Accelerate spaCy transformers with TensorRT/ONNX Runtime

These details have not been verified by PyPI

Project links

Project description

spacy-accelerate

Accelerate spaCy transformers with TensorRT/ONNX Runtime. Drop-in replacement for transformer-based spaCy pipelines with Docker-verified GPU benchmark workflows.

Installation

spacy-accelerate depends on a CUDA/TensorRT stack that must stay version-aligned. The two failure modes we hit in practice were:

a second dependency resolution pass upgrading parts of the stack to different CUDA majors;
CUDA/TensorRT shared libraries from pip wheels not being visible to CuPy / ONNX Runtime.

The package now pins the runtime versions in pyproject.toml, and it configures the pip-installed native libraries automatically on import.

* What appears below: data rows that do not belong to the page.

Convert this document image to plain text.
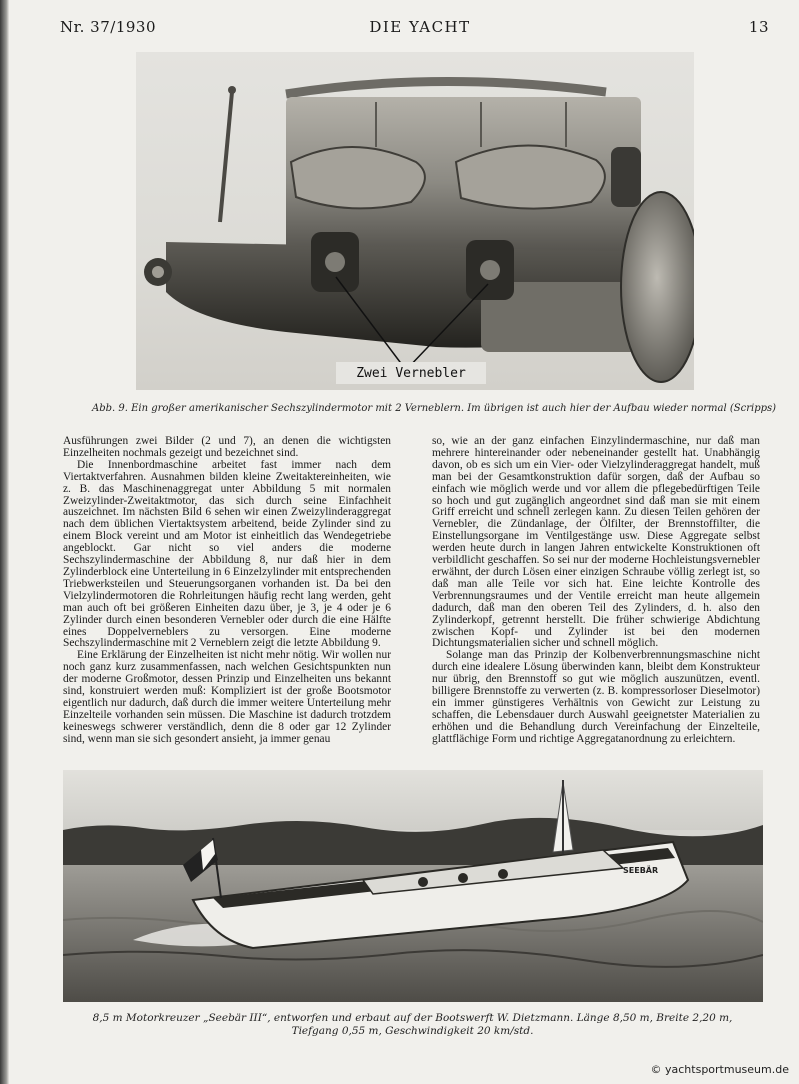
Nr. 37/1930	DIE YACHT	13
Zwei Vernebler
Abb. 9. Ein großer amerikanischer Sechszylindermotor mit 2 Verneblern. Im übrigen ist auch hier der Aufbau wieder normal (Scripps)

Ausführungen zwei Bilder (2 und 7), an denen die wichtigsten Einzelheiten nochmals gezeigt und bezeichnet sind.

Die Innenbordmaschine arbeitet fast immer nach dem Viertaktverfahren. Ausnahmen bilden kleine Zweitaktereinheiten, wie z. B. das Maschinenaggregat unter Abbildung 5 mit normalen Zweizylinder-Zweitaktmotor, das sich durch seine Einfachheit auszeichnet. Im nächsten Bild 6 sehen wir einen Zweizylinderaggregat nach dem üblichen Viertaktsystem arbeitend, beide Zylinder sind zu einem Block vereint und am Motor ist einheitlich das Wendegetriebe angeblockt. Gar nicht so viel anders die moderne Sechszylindermaschine der Abbildung 8, nur daß hier in dem Zylinderblock eine Unterteilung in 6 Einzelzylinder mit entsprechenden Triebwerksteilen und Steuerungsorganen vorhanden ist. Da bei den Vielzylindermotoren die Rohrleitungen häufig recht lang werden, geht man auch oft bei größeren Einheiten dazu über, je 3, je 4 oder je 6 Zylinder durch einen besonderen Vernebler oder durch die eine Hälfte eines Doppelverneblers zu versorgen. Eine moderne Sechszylindermaschine mit 2 Verneblern zeigt die letzte Abbildung 9.

Eine Erklärung der Einzelheiten ist nicht mehr nötig. Wir wollen nur noch ganz kurz zusammenfassen, nach welchen Gesichtspunkten nun der moderne Großmotor, dessen Prinzip und Einzelheiten uns bekannt sind, konstruiert werden muß: Kompliziert ist der große Bootsmotor eigentlich nur dadurch, daß durch die immer weitere Unterteilung mehr Einzelteile vorhanden sein müssen. Die Maschine ist dadurch trotzdem keineswegs schwerer verständlich, denn die 8 oder gar 12 Zylinder sind, wenn man sie sich gesondert ansieht, ja immer genau

so, wie an der ganz einfachen Einzylindermaschine, nur daß man mehrere hintereinander oder nebeneinander gestellt hat. Unabhängig davon, ob es sich um ein Vier- oder Vielzylinderaggregat handelt, muß man bei der Gesamtkonstruktion dafür sorgen, daß der Aufbau so einfach wie möglich werde und vor allem die pflegebedürftigen Teile so hoch und gut zugänglich angeordnet sind daß man sie mit einem Griff erreicht und schnell zerlegen kann. Zu diesen Teilen gehören der Vernebler, die Zündanlage, der Ölfilter, der Brennstoffilter, die Einstellungsorgane im Ventilgestänge usw. Diese Aggregate selbst werden heute durch in langen Jahren entwickelte Konstruktionen oft verbildlicht geschaffen. So sei nur der moderne Hochleistungsvernebler erwähnt, der durch Lösen einer einzigen Schraube völlig zerlegt ist, so daß man alle Teile vor sich hat. Eine leichte Kontrolle des Verbrennungsraumes und der Ventile erreicht man heute allgemein dadurch, daß man den oberen Teil des Zylinders, d. h. also den Zylinderkopf, getrennt herstellt. Die früher schwierige Abdichtung zwischen Kopf- und Zylinder ist bei den modernen Dichtungsmaterialien sicher und schnell möglich.

Solange man das Prinzip der Kolbenverbrennungsmaschine nicht durch eine idealere Lösung überwinden kann, bleibt dem Konstrukteur nur übrig, den Brennstoff so gut wie möglich auszunützen, eventl. billigere Brennstoffe zu verwerten (z. B. kompressorloser Dieselmotor) ein immer günstigeres Verhältnis von Gewicht zur Leistung zu schaffen, die Lebensdauer durch Auswahl geeignetster Materialien zu erhöhen und die Behandlung durch Vereinfachung der Einzelteile, glattflächige Form und richtige Aggregatanordnung zu erleichtern.

SEEBÄR
8,5 m Motorkreuzer „Seebär III“, entworfen und erbaut auf der Bootswerft W. Dietzmann. Länge 8,50 m, Breite 2,20 m, Tiefgang 0,55 m, Geschwindigkeit 20 km/std.
© yachtsportmuseum.de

Benchmark Docker files live under benchmarks/docker/, and canonical benchmark artifacts are saved under artifacts/benchmarks/docker/. The root .dockerignore is kept at repository level because Docker build context filtering applies to the whole repo root.

PyPI install

pip install spacy-accelerate
pip install --force-reinstall \
    --extra-index-url https://pypi.nvidia.com \
    onnxruntime-gpu==1.23.2

The second command is still required to guarantee the TensorRT-enabled onnxruntime-gpu build from NVIDIA.

Source / editable install

pip install -r requirements.txt
pip install -e . --no-deps

Do not run plain pip install -e . after that. It can trigger a second resolver pass and replace the pinned CUDA 12 stack with newer incompatible packages.

Verify the installation:

python -m spacy_accelerate

You should see TensorRT EP : OK and CUDA EP : OK in the output.

Requirements:

Python 3.11+
CUDA 12.x
NVIDIA GPU with TensorRT support (Ampere / Ada Lovelace recommended)
spaCy 3.8+ with spacy-transformers

Quick Start

import spacy
import spacy_accelerate

# Load your spaCy transformer model
nlp = spacy.load("en_core_web_trf")

# Optimize with one line!
nlp = spacy_accelerate.optimize(nlp, precision="fp16")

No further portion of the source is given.